The acting community also remembers Bellamy for his fight on behalf of labor. He was one of the founders of the Screen Actors Guild and served as president of Actor’s Equity for four three-year terms (1952-1964). He led the union in its struggle against the vicious blacklisting of actors by Senator Joseph McCarthy and the House Un-American Activities Committee. His fellow actors rewarded his stewardship by naming him president emeritus for life.
Bellamy’s personal life was as varied as his professional career. His first three marriages, to Alice Delbridge from 1922 to 1931, to Catherine Willard from 6 July 1931 to 6 August 1945, and to Ethel Smith from 1945 to 1947, all ended in divorce. His fourth wife, Alice Murphy, whom he married in 1949, survived him. He had two children with his second wife, Catherine.

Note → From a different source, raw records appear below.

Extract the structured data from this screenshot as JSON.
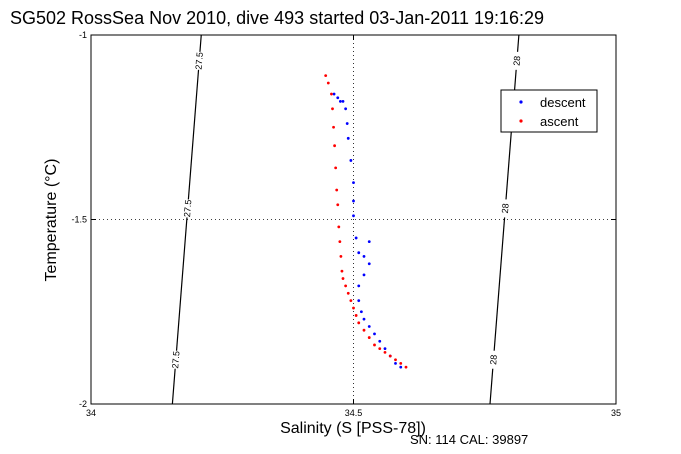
{
  "chart_data": {
    "type": "scatter",
    "title": "SG502 RossSea Nov 2010, dive 493 started 03-Jan-2011 19:16:29",
    "xlabel": "Salinity (S [PSS-78])",
    "ylabel": "Temperature (°C)",
    "xlim": [
      34,
      35
    ],
    "ylim": [
      -2,
      -1
    ],
    "xticks": [
      "34",
      "34.5",
      "35"
    ],
    "yticks": [
      "-1",
      "-1.5",
      "-2"
    ],
    "grid": "dotted",
    "legend_position": "top-right",
    "isopycnals": [
      {
        "label": "27.5",
        "points": [
          [
            34.21,
            -1
          ],
          [
            34.155,
            -2
          ]
        ]
      },
      {
        "label": "28",
        "points": [
          [
            34.815,
            -1
          ],
          [
            34.76,
            -2
          ]
        ]
      }
    ],
    "series": [
      {
        "name": "descent",
        "color": "#0000ff",
        "x": [
          34.463,
          34.47,
          34.475,
          34.48,
          34.485,
          34.488,
          34.49,
          34.495,
          34.5,
          34.5,
          34.5,
          34.505,
          34.51,
          34.52,
          34.53,
          34.53,
          34.52,
          34.51,
          34.51,
          34.515,
          34.52,
          34.53,
          34.54,
          34.55,
          34.56,
          34.57,
          34.58,
          34.59
        ],
        "y": [
          -1.16,
          -1.17,
          -1.18,
          -1.18,
          -1.2,
          -1.24,
          -1.28,
          -1.34,
          -1.4,
          -1.45,
          -1.49,
          -1.55,
          -1.59,
          -1.6,
          -1.56,
          -1.62,
          -1.65,
          -1.68,
          -1.72,
          -1.75,
          -1.77,
          -1.79,
          -1.81,
          -1.83,
          -1.85,
          -1.87,
          -1.89,
          -1.9
        ]
      },
      {
        "name": "ascent",
        "color": "#ff0000",
        "x": [
          34.447,
          34.452,
          34.458,
          34.46,
          34.462,
          34.464,
          34.466,
          34.468,
          34.47,
          34.472,
          34.474,
          34.476,
          34.478,
          34.48,
          34.485,
          34.49,
          34.495,
          34.5,
          34.505,
          34.51,
          34.52,
          34.53,
          34.54,
          34.55,
          34.56,
          34.57,
          34.58,
          34.59,
          34.6
        ],
        "y": [
          -1.11,
          -1.13,
          -1.16,
          -1.2,
          -1.25,
          -1.3,
          -1.36,
          -1.42,
          -1.46,
          -1.52,
          -1.56,
          -1.6,
          -1.64,
          -1.66,
          -1.68,
          -1.7,
          -1.72,
          -1.74,
          -1.76,
          -1.78,
          -1.8,
          -1.82,
          -1.84,
          -1.85,
          -1.86,
          -1.87,
          -1.88,
          -1.89,
          -1.9
        ]
      }
    ]
  },
  "footer": {
    "serial": "SN: 114  CAL: 39897"
  }
}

Bellamy’s long and distinguished career established him as an actor of amazing skill in comedy, drama, and melodrama. He won immortality in the role of President Franklin D. Roosevelt on stage, screen, and television and will be remembered fondly by his fellow actors and many generations of fans.
Bellamy’s autobiography, When the Smoke Hit the Fan (1979), is purely anecdotal and fails to mention any of his first three wives or his children. His early Hollywood years are carefully recalled in a chapter in James Robert Parish and William T. Leonard, Hollywood Players, the Thirties (1976). Obituaries are in the New York Times and Los Angeles Times (both 30 Nov. 1991), London Times and Daily Variety (both 2 Dec. 1991), and People (12 Dec. 1991).